A newly hired New York Times columnist is an anti-Israel conspiracy theorist who is so opposed to "normalization" with the Jewish state that he once fought to prevent a think tank from translating his novel into Hebrew.
Influential Egyptian author Alaa al-Aswany sparked controversy in literary circles in 2010 when he tried to block the Israel Palestine Center for Research and Information from publishing a Hebrew translation of his novel The Yacoubian Building.
IPCRI co-chairman Gershon Baskin told the Washington Free Beacon that his organization enlisted Amos Schocken, the editor of left-leaning Israeli daily Haaretz, to publish the Hebrew translation. However, Aswany would not give Schocken or the IPCRI permission.
"I met [Aswany] at the Gothenburg book fair in Sweden, and introduced myself, and gave him a letter … asking for permission to translate [the Yacoubian Building] and to pay him for the royalties," IPCRI co-chairman Gershon Baskin told the Washington Free Beacon. "He responded that he would refuse to have it published in Israel."
Aswany’s book had already been translated into 19 languages at the time, according to The Guardian.
Baskin said he was later informed that during an interview with a Ph.D. student, Aswany threatened to give any royalties from the book’s Hebrew translation to Hamas.
"He started yelling, and said ‘if it’s published in Israel, I’ll give the royalties to Hamas,’" said Baskin. "When I heard that, I said, excuse my language, ‘fuck him’—and we’re going to make it available to people as an educational service."
Baskin said he consulted with lawyers and found a way to legally publish the translation for a limited time for educational purposes. He said 2,000 copies have been downloaded.
Despite the backlash from Aswany, Baskin still calls The Yacoubian Building "an extremely important book."
While Aswany is considered one of Egypt’s most prominent intellectuals, he is also an outspoken anti-Israel conspiracy theorist, according to Middle East observers.
He has claimed that a "massive Zionist organization rules America" and that "[President Barack] Obama is not able to go against Israel’s desires," the Washington Institute’s Egypt expert Eric Trager reported last week in the New Republic.

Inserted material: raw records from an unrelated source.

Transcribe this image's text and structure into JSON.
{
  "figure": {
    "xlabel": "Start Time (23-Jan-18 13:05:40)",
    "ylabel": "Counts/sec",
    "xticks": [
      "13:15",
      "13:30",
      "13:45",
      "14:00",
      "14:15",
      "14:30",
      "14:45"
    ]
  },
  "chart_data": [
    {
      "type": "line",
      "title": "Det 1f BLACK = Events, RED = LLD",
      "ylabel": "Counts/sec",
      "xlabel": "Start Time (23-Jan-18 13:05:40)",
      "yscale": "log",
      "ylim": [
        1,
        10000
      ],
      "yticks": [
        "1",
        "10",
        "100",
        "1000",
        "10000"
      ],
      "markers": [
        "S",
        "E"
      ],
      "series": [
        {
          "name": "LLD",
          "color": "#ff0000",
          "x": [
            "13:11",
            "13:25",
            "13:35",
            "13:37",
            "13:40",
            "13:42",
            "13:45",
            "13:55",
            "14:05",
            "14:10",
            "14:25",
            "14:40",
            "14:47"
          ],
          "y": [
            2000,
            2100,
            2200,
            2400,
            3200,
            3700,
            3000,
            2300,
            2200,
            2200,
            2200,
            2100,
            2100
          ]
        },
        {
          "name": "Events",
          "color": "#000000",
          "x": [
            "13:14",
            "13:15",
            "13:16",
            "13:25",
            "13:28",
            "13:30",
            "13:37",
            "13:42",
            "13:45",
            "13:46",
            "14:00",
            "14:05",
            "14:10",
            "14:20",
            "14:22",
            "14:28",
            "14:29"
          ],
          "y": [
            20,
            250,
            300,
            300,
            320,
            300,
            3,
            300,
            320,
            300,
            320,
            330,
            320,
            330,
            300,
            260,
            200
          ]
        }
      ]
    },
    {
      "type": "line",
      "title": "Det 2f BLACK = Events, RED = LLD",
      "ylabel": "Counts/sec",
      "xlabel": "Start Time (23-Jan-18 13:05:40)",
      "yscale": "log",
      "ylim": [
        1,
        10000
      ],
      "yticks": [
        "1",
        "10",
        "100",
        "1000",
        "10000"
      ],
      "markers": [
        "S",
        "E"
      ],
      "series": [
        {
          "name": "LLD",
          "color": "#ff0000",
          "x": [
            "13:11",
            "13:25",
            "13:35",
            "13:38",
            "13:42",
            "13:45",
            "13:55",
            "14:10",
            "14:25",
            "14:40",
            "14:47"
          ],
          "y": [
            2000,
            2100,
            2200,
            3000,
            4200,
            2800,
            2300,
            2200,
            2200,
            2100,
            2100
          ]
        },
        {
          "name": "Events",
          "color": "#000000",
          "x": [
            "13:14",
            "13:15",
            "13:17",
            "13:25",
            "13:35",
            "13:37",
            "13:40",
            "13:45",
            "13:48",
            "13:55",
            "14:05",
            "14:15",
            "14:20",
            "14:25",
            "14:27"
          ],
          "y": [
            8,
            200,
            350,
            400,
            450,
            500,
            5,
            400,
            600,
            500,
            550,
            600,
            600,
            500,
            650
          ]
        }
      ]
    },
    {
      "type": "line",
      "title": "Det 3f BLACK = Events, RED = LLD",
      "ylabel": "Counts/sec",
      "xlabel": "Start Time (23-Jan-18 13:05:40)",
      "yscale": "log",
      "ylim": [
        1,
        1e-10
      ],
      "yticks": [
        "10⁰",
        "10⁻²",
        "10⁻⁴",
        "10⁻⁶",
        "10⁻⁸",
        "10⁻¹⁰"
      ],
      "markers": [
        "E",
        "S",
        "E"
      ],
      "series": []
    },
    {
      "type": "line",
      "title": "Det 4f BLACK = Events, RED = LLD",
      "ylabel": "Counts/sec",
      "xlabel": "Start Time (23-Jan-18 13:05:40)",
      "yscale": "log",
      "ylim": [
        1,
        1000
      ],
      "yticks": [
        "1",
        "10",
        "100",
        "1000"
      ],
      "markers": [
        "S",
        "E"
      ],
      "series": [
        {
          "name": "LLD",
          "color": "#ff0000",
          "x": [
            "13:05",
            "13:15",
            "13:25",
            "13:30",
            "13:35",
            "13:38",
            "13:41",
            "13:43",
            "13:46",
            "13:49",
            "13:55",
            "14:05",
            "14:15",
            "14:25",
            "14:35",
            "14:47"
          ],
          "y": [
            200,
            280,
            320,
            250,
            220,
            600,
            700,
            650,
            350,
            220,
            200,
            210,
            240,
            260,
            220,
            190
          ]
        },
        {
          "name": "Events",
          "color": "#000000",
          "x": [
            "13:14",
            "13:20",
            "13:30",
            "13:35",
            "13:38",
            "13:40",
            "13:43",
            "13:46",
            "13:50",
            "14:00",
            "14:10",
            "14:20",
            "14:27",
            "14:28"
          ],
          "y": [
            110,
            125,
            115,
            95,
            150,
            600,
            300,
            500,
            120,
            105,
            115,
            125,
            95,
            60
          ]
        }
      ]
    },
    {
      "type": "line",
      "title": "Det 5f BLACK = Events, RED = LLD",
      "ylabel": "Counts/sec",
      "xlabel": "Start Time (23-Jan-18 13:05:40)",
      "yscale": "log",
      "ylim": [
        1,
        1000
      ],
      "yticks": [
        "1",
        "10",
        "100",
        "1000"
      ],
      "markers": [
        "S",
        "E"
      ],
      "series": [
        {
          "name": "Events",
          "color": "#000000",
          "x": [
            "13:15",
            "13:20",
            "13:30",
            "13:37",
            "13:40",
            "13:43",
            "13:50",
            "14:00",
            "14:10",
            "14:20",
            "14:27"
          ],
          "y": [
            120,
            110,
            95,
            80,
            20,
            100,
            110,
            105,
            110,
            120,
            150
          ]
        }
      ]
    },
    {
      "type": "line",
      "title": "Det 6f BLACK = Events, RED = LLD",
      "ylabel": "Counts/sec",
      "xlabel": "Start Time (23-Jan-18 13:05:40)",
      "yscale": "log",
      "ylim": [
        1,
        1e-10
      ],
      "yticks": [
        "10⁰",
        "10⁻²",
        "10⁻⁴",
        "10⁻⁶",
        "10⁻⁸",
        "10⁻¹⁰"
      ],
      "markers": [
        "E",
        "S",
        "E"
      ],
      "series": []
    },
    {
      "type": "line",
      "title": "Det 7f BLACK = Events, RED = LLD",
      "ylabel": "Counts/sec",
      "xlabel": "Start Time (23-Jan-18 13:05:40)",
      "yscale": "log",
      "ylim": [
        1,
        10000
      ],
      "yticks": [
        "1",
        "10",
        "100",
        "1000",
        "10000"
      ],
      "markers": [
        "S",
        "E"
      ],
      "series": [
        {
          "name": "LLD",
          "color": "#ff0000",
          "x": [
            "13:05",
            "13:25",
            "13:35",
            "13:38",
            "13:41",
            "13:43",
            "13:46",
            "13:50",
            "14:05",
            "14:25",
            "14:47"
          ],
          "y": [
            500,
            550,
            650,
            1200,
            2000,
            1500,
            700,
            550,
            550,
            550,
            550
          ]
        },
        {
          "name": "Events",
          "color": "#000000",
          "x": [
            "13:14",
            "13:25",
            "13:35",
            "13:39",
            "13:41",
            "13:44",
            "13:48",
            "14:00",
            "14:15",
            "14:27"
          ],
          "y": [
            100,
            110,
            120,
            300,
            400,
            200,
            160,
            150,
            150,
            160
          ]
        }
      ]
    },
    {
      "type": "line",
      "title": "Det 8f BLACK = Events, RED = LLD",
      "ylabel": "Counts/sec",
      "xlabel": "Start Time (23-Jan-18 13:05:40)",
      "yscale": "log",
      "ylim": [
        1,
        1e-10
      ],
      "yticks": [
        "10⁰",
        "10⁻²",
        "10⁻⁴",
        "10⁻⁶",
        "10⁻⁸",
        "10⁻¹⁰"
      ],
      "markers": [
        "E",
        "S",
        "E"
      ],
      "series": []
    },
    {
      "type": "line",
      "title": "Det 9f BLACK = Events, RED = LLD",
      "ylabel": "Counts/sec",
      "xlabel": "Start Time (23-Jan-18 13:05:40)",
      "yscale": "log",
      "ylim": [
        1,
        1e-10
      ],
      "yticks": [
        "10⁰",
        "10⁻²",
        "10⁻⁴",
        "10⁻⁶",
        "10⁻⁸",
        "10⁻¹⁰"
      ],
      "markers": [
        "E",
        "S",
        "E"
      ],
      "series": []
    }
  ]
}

Trager wrote that Aswany "often uses his very public platform to reinforce some of Egypt’s most popular bigotries—and he typically does this when speaking or tweeting in Arabic, which is why the Western press often misses this aspect of his public persona."
The Hudson Institute’s Samuel Tadros, author of Motherland Lost: The Egyptian and Coptic Quest for Modernity, said that this notion of a global Zionist conspiracy is "at the center of how Aswany explains the universe."
"It’s quite problematic because [the New York Times column] gives him a place where he can spread more of his lunacies," said Tadros. "There’s always the argument of ‘Who cares, the guy believes [some] crazy stuff, so what?’ But it’s that crazy stuff that then gets spread among the Western journalists, among Western readership."
According to Tadros, Aswany should not be mistaken for an Egyptian liberal.
"He’s not an Islamist and he’s not a supporter of the [Hosni] Mubarak regime, and there has been a habit in the West to portray anybody who’s neither one of the two as somehow a liberal," said Tadros. "There are actually very few liberals, if any, in the country."
Tadros said Aswany’s anti-Israel commentary is not confined to Arabic and was also apparent in some of his columns for World Affairs Journal, which Aswany wrote for from 2010 to 2012.
In one 2011 column, Aswany argued that Mubarak was controlled by Israel, and said the Jewish state "intervene[d] forcefully to sabotage the revolution" in Egypt.
The Times did not respond to request for comment.